Они остались очень недовольны ответом. И тогда ещё один журналист ехидно спросил меня: «И после этого вы считаете себя европейцем?» Я ответил, что не только не говорил ни слова о том, считаю ли я себя европейцем, я даже не думал об этом. Однако из вопроса следует, что вы меня европейцем не считаете. И поэтому, боюсь, вы сами провели между нами границы, которые не позволят нам вести разговор. Ведь вы от меня ждёте определённого, нужного вам ответа, а другой вам не понравится. Тогда одна дама спросила меня: «А как русские отнеслись к трагедии 11 сентября?» Я сказал, что это весьма оскорбительный вопрос. В России есть разные люди, но в большинстве своём они отнеслись к этому с ужасом, состраданием, горем. Почему вы полагаете, что отношение к этому было иным, чем у вас? Я имею в виду лично вас и лично меня… Было ещё что-то сказано журналистами, что-то обидное и высокомерное…

И вот тогда я не выдержал. Для меня та ситуация была неожиданной, а опыта нервных пресс-конференций у меня ещё к тому моменту не было. Я рассердился, встал из-за стола, подошёл к окну, за которым была площадь, и сказал: «Вы-то что здесь так переживаете? Вам-то здесь чего бояться? У вас вот в этом банке деньги Джорджа Буша, в этом – Бен Ладена, а в этом – наших богатых ребят. Что вы здесь изображаете такое сильное участие в судьбах мира? У вас страна-то на страну не похожа». После этих слов они на какое-то время потеряли дар речи, а затем прозвучал вопрос: «А на что же она похожа?» – на который я очень быстро ответил: «Она похожа на прекрасную театральную декорацию, скрывающую цинично работающую банковскую систему. И этой системе абсолютно безразлично, откуда и какие деньги в неё поступают и сколько на этих деньгах крови… Кстати, сказав про декорацию, я вернул тему нашей пресс-конференции всё-таки к театру и гастролям. Но, боюсь, про театр вам слушать уже неинтересно».

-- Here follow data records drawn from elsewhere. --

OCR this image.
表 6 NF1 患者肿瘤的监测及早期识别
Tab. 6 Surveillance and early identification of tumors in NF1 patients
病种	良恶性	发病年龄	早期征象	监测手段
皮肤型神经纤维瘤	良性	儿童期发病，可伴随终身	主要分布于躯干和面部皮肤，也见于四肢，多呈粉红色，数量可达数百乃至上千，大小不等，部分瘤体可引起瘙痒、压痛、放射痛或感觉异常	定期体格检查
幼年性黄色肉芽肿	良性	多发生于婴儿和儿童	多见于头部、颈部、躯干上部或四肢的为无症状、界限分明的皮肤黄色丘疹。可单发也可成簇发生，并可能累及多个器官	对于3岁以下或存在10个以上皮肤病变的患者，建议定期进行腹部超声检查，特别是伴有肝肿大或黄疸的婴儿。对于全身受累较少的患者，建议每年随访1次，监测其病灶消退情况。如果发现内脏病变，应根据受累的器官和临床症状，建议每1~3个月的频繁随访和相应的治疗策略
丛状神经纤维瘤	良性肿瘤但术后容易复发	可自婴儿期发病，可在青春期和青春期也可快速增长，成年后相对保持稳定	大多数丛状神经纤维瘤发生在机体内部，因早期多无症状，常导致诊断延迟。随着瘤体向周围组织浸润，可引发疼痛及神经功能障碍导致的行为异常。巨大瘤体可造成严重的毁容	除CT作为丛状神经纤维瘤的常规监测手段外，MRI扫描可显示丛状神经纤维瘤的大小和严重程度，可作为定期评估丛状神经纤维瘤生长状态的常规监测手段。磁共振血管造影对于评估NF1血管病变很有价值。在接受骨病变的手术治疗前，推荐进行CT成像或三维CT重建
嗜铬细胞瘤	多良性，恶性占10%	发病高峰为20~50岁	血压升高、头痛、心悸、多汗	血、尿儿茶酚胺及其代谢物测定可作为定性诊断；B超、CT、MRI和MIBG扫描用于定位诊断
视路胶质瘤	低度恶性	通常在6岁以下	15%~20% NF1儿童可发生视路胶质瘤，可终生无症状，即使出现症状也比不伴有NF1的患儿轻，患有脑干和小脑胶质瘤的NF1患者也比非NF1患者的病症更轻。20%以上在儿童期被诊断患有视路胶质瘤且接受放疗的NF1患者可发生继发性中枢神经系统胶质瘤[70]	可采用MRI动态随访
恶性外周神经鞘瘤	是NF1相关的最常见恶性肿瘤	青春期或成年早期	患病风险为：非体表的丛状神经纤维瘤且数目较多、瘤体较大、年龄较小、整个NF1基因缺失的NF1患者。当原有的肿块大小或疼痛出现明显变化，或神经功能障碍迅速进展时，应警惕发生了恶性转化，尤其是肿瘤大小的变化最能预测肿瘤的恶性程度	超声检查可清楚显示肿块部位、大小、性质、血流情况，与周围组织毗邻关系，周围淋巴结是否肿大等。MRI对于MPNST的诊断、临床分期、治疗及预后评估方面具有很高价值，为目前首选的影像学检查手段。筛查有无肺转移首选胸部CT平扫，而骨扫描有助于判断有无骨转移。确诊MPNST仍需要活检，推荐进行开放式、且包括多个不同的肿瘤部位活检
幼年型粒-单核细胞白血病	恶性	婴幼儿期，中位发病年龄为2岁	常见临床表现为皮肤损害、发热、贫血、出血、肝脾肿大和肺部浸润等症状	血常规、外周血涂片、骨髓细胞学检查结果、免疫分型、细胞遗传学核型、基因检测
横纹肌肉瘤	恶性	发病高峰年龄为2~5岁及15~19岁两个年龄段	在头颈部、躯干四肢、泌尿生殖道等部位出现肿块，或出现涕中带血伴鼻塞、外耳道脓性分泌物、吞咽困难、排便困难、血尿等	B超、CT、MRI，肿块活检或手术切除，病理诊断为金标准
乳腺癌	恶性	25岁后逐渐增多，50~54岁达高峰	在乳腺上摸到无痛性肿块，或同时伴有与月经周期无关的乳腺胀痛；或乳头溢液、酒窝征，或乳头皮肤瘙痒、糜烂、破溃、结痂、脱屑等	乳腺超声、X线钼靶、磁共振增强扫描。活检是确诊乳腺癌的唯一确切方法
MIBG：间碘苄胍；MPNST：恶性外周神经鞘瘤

Мой немецкий переводчик всё очень подробно переводил и был явно доволен. Всё-таки любят они там друг друга, в Европе. Французы немцев, немцы швейцарцев и австрийцев, бельгийцы голландцев, англичане итальянцев… Ох и любят! (Улыбка.)
Кстати, гастроли тогда прошли прекрасно. И ещё несколько лет я ездил играть в Ноймарк-театре. Журналисты на спектакли не приходили… игнорировали (улыбка).